I have come across a strain of Ludditry within the family. When I bought the rotavator there were looks of consternation at this allegedly, new-fangled technology; technology which is thousands of years old, albeit mine is petrol driven. 

There's a dedication here (meaning Hayley and her sister) to the 'No-Dig' method of cultivation, which is fine if you have a flat patch of land and a couple of raised beds on which to practice your 'No-Dig' religious cult. If you have excavated a huge pond and the spoil has been piled around the edges, comprising clods of clay and turf, then 'No-Dig' is going to result in an area of 'Do Nothing' scrub that's impenetrable to a mower, let alone plantings. The No-Dig Taliban won't even touch it, regardless of the promises made. My plan is industrial in scale, with enough 'taters to keep us self-sufficient. You ain't going to do that with carboard and tiny raised beds.
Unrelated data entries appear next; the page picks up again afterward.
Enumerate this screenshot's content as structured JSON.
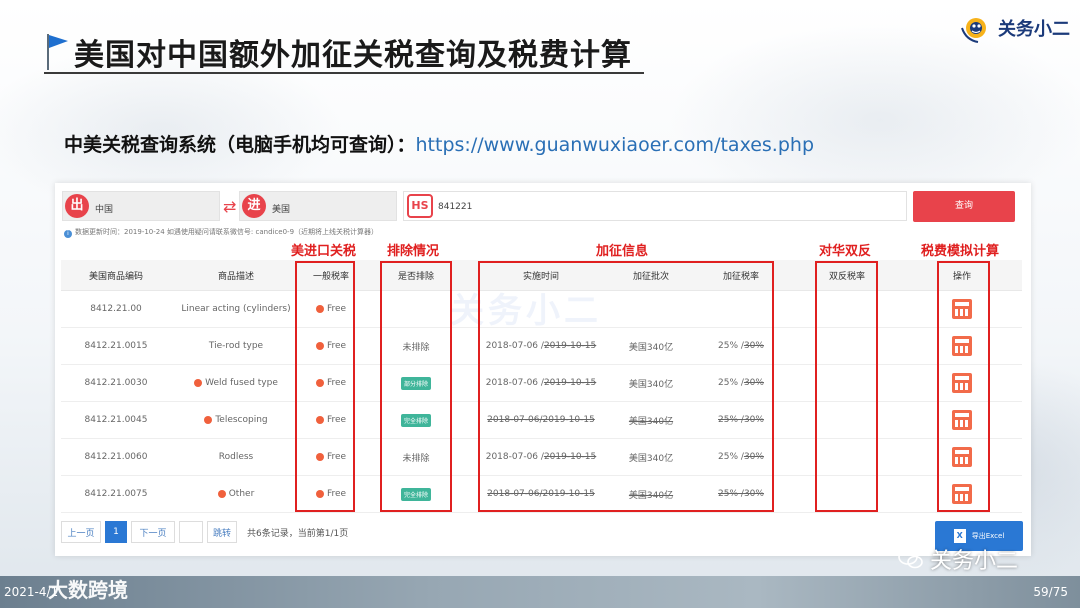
{
  "slide": {
    "title": "美国对中国额外加征关税查询及税费计算",
    "subtitle_label": "中美关税查询系统（电脑手机均可查询）：",
    "subtitle_url": "https://www.guanwuxiaoer.com/taxes.php",
    "brand_name": "关务小二",
    "footer_date": "2021-4/1",
    "footer_brand": "大数跨境",
    "page_number": "59/75",
    "wechat_name": "关务小二"
  },
  "search": {
    "origin_badge": "出",
    "origin_value": "中国",
    "swap_symbol": "⇄",
    "dest_badge": "进",
    "dest_value": "美国",
    "hs_badge": "HS",
    "hs_value": "841221",
    "query_label": "查询",
    "notice": "数据更新时间：2019-10-24    如遇使用疑问请联系微信号: candice0-9（近期将上线关税计算器）"
  },
  "watermark": "关务小二",
  "annotations": {
    "general_rate": "美进口关税",
    "exclusion": "排除情况",
    "additional": "加征信息",
    "anti_dumping": "对华双反",
    "calculator": "税费模拟计算"
  },
  "table": {
    "headers": {
      "code": "美国商品编码",
      "desc": "商品描述",
      "general_rate": "一般税率",
      "excluded": "是否排除",
      "effective_date": "实施时间",
      "batch": "加征批次",
      "add_rate": "加征税率",
      "ad_cvd": "双反税率",
      "action": "操作"
    },
    "rows": [
      {
        "code": "8412.21.00",
        "desc": "Linear acting (cylinders)",
        "desc_dot": false,
        "rate": "Free",
        "excluded": "",
        "excluded_type": "none",
        "date_start": "",
        "date_end": "",
        "batch": "",
        "add_rate": "",
        "add_rate_old": "",
        "struck": false
      },
      {
        "code": "8412.21.0015",
        "desc": "Tie-rod type",
        "desc_dot": false,
        "rate": "Free",
        "excluded": "未排除",
        "excluded_type": "text",
        "date_start": "2018-07-06 / ",
        "date_end": "2019-10-15",
        "batch": "美国340亿",
        "add_rate": "25% / ",
        "add_rate_old": "30%",
        "struck": false
      },
      {
        "code": "8412.21.0030",
        "desc": "Weld fused type",
        "desc_dot": true,
        "rate": "Free",
        "excluded": "部分排除",
        "excluded_type": "tag",
        "date_start": "2018-07-06 / ",
        "date_end": "2019-10-15",
        "batch": "美国340亿",
        "add_rate": "25% / ",
        "add_rate_old": "30%",
        "struck": false
      },
      {
        "code": "8412.21.0045",
        "desc": "Telescoping",
        "desc_dot": true,
        "rate": "Free",
        "excluded": "完全排除",
        "excluded_type": "tag",
        "date_start": "2018-07-06/",
        "date_end": "2019-10-15",
        "batch": "美国340亿",
        "add_rate": "25% / ",
        "add_rate_old": "30%",
        "struck": true
      },
      {
        "code": "8412.21.0060",
        "desc": "Rodless",
        "desc_dot": false,
        "rate": "Free",
        "excluded": "未排除",
        "excluded_type": "text",
        "date_start": "2018-07-06 / ",
        "date_end": "2019-10-15",
        "batch": "美国340亿",
        "add_rate": "25% / ",
        "add_rate_old": "30%",
        "struck": false
      },
      {
        "code": "8412.21.0075",
        "desc": "Other",
        "desc_dot": true,
        "rate": "Free",
        "excluded": "完全排除",
        "excluded_type": "tag",
        "date_start": "2018-07-06/",
        "date_end": "2019-10-15",
        "batch": "美国340亿",
        "add_rate": "25% / ",
        "add_rate_old": "30%",
        "struck": true
      }
    ]
  },
  "pager": {
    "prev": "上一页",
    "current": "1",
    "next": "下一页",
    "jump_value": "",
    "jump": "跳转",
    "info": "共6条记录，当前第1/1页",
    "export": "导出Excel",
    "export_icon": "X"
  },
  "colors": {
    "accent_red": "#e8434b",
    "frame_red": "#e02020",
    "tag_green": "#3fb59a",
    "primary_blue": "#2a78d4"
  }
}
The ride-on mower is tolerated because I'm the only bugger who ever mows the lawn. Granted, Hayley mows a postage stamp around the house with an electric mower, but it wouldn't make a dent in the rest of the garden. After having transformed the field into a verdant patch some 6 years ago, using said ride-on mower (actually, a prior one), I stupidly acquiesced to leaving some patches unmown - for the sake of 'bio-diversity'. These patches have grown in area and now comprise the majority of the land. I wouldn't mind, but outside of our boundary is a bloody huge common that's only cut once a year.
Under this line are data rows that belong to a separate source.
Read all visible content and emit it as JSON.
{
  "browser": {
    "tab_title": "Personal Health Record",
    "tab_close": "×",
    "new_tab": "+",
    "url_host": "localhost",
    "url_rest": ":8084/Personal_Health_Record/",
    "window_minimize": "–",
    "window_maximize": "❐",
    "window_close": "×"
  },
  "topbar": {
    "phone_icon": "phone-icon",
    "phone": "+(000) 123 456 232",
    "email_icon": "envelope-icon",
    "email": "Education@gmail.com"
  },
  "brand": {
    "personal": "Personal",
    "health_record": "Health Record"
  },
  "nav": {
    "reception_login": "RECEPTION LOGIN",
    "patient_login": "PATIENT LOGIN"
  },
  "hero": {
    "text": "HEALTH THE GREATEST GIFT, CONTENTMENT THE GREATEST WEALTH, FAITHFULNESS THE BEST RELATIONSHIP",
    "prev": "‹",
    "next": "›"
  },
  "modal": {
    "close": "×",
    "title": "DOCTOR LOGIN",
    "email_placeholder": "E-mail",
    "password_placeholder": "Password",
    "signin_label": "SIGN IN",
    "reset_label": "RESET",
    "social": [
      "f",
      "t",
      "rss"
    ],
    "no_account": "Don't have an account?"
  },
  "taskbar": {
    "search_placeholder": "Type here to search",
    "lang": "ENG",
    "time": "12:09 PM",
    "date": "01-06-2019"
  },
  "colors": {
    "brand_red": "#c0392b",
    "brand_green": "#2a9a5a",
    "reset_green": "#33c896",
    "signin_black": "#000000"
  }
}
We've got acres of bio-diversity just a stone's throw away - we don't damned well need any more. I want a garden to enjoy, with a few flowers and veggies that don't take up half a year to manage because I eschew labour saving machinery.
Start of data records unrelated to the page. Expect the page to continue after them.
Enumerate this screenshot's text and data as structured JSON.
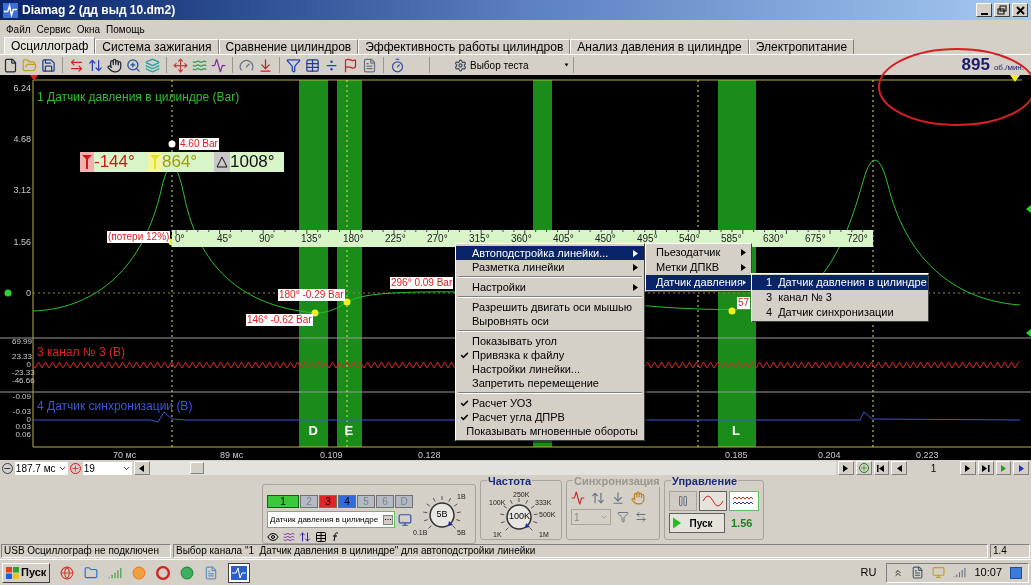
{
  "window": {
    "title": "Diamag 2 (дд выд 10.dm2)"
  },
  "menu": [
    "Файл",
    "Сервис",
    "Окна",
    "Помощь"
  ],
  "tabs": [
    {
      "label": "Осциллограф",
      "selected": true
    },
    {
      "label": "Система зажигания",
      "selected": false
    },
    {
      "label": "Сравнение цилиндров",
      "selected": false
    },
    {
      "label": "Эффективность работы цилиндров",
      "selected": false
    },
    {
      "label": "Анализ давления в цилиндре",
      "selected": false
    },
    {
      "label": "Электропитание",
      "selected": false
    }
  ],
  "toolbar": {
    "test_select": "Выбор теста",
    "rpm": "895",
    "rpm_unit": "об./мин."
  },
  "plot": {
    "channels": [
      {
        "title": "1 Датчик давления в цилиндре (Bar)",
        "color": "#2fbf2f",
        "yticks": [
          "6.24",
          "4.68",
          "3.12",
          "1.56",
          "0"
        ]
      },
      {
        "title": "3 канал № 3 (В)",
        "color": "#e02424",
        "yticks": [
          "69.99",
          "23.33",
          "0",
          "-23.33",
          "-46.66"
        ]
      },
      {
        "title": "4 Датчик синхронизации (В)",
        "color": "#3a55d8",
        "yticks": [
          "-0.09",
          "-0.03",
          "0",
          "0.03",
          "0.06"
        ]
      }
    ],
    "xticks": [
      "70 мс",
      "89 мс",
      "0.109",
      "0.128",
      "0.185",
      "0.204",
      "0.223"
    ],
    "band_labels": [
      "D",
      "E",
      "L"
    ],
    "readout": {
      "cursor_1": "-144°",
      "cursor_2": "864°",
      "delta": "1008°"
    },
    "ruler": [
      "0°",
      "45°",
      "90°",
      "135°",
      "180°",
      "225°",
      "270°",
      "315°",
      "360°",
      "405°",
      "450°",
      "495°",
      "540°",
      "585°",
      "630°",
      "675°",
      "720°"
    ],
    "point_labels": [
      "4.60 Bar",
      "(потери 12%)",
      "296° 0.09 Bar",
      "180° -0.29 Bar",
      "146° -0.62 Bar",
      "57"
    ]
  },
  "context_menu": {
    "items": [
      {
        "kind": "item",
        "label": "Автоподстройка линейки...",
        "checked": false,
        "submenu": true,
        "selected": true
      },
      {
        "kind": "item",
        "label": "Разметка линейки",
        "checked": false,
        "submenu": true,
        "selected": false
      },
      {
        "kind": "separator"
      },
      {
        "kind": "item",
        "label": "Настройки",
        "checked": false,
        "submenu": true,
        "selected": false
      },
      {
        "kind": "separator"
      },
      {
        "kind": "item",
        "label": "Разрешить двигать оси мышью",
        "checked": false,
        "submenu": false,
        "selected": false
      },
      {
        "kind": "item",
        "label": "Выровнять оси",
        "checked": false,
        "submenu": false,
        "selected": false
      },
      {
        "kind": "separator"
      },
      {
        "kind": "item",
        "label": "Показывать угол",
        "checked": false,
        "submenu": false,
        "selected": false
      },
      {
        "kind": "item",
        "label": "Привязка к файлу",
        "checked": true,
        "submenu": false,
        "selected": false
      },
      {
        "kind": "item",
        "label": "Настройки линейки...",
        "checked": false,
        "submenu": false,
        "selected": false
      },
      {
        "kind": "item",
        "label": "Запретить перемещение",
        "checked": false,
        "submenu": false,
        "selected": false
      },
      {
        "kind": "separator"
      },
      {
        "kind": "item",
        "label": "Расчет УОЗ",
        "checked": true,
        "submenu": false,
        "selected": false
      },
      {
        "kind": "item",
        "label": "Расчет угла ДПРВ",
        "checked": true,
        "submenu": false,
        "selected": false
      },
      {
        "kind": "item",
        "label": "Показывать мгновенные обороты",
        "checked": false,
        "submenu": false,
        "selected": false
      }
    ],
    "submenu": [
      {
        "label": "Пьезодатчик",
        "selected": false
      },
      {
        "label": "Метки ДПКВ",
        "selected": false
      },
      {
        "label": "Датчик давления",
        "selected": true
      }
    ],
    "channel_submenu": [
      {
        "number": "1",
        "label": "Датчик давления в цилиндре",
        "selected": true
      },
      {
        "number": "3",
        "label": "канал № 3",
        "selected": false
      },
      {
        "number": "4",
        "label": "Датчик синхронизации",
        "selected": false
      }
    ]
  },
  "view_controls": {
    "time_scale": "187.7 мс",
    "zoom": "19",
    "page": "1"
  },
  "channel_panel": {
    "buttons": [
      {
        "label": "1",
        "color": "#3cc83c",
        "enabled": true,
        "selected": true
      },
      {
        "label": "2",
        "color": "#b4bac4",
        "enabled": false,
        "selected": false
      },
      {
        "label": "3",
        "color": "#e02424",
        "enabled": true,
        "selected": false
      },
      {
        "label": "4",
        "color": "#2f6ae0",
        "enabled": true,
        "selected": false
      },
      {
        "label": "5",
        "color": "#b4bac4",
        "enabled": false,
        "selected": false
      },
      {
        "label": "6",
        "color": "#b4bac4",
        "enabled": false,
        "selected": false
      },
      {
        "label": "D",
        "color": "#b4bac4",
        "enabled": false,
        "selected": false
      }
    ],
    "channel_name": "Датчик давления в цилиндре",
    "knob": {
      "value": "5В",
      "scale": [
        "1В",
        "0.1В",
        "5В"
      ]
    }
  },
  "frequency": {
    "title": "Частота",
    "value": "100K",
    "scale": [
      "250K",
      "100K",
      "333K",
      "500K",
      "1K",
      "1M"
    ]
  },
  "sync": {
    "title": "Синхронизация",
    "enabled": false,
    "channel": "1"
  },
  "control": {
    "title": "Управление",
    "start": "Пуск",
    "reading": "1.56"
  },
  "status_bar": [
    "USB Осциллограф не подключен",
    "Выбор канала \"1  Датчик давления в цилиндре\" для автоподстройки линейки",
    "1.4"
  ],
  "taskbar": {
    "start": "Пуск",
    "language": "RU",
    "time": "10:07"
  }
}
Yesterday I tackled the pond spoil, which had become overgrown with weeds and stuff, making a good fist of getting a decent tilth and grading it such that the mower can at least get up it.



Pleased with the result, I wanted an area where I could use modern technology to grow my own 'taters. Well, you'd think I'd asked for all wildlife to be decimated.

I was finally granted a play area - but look at it! It's the worst patch on the whole damned property. It's the last remaining residue from the spoil produced by digging out the cabin foundations and is almost 100% clay. I'm a refugee in my own bloody garden.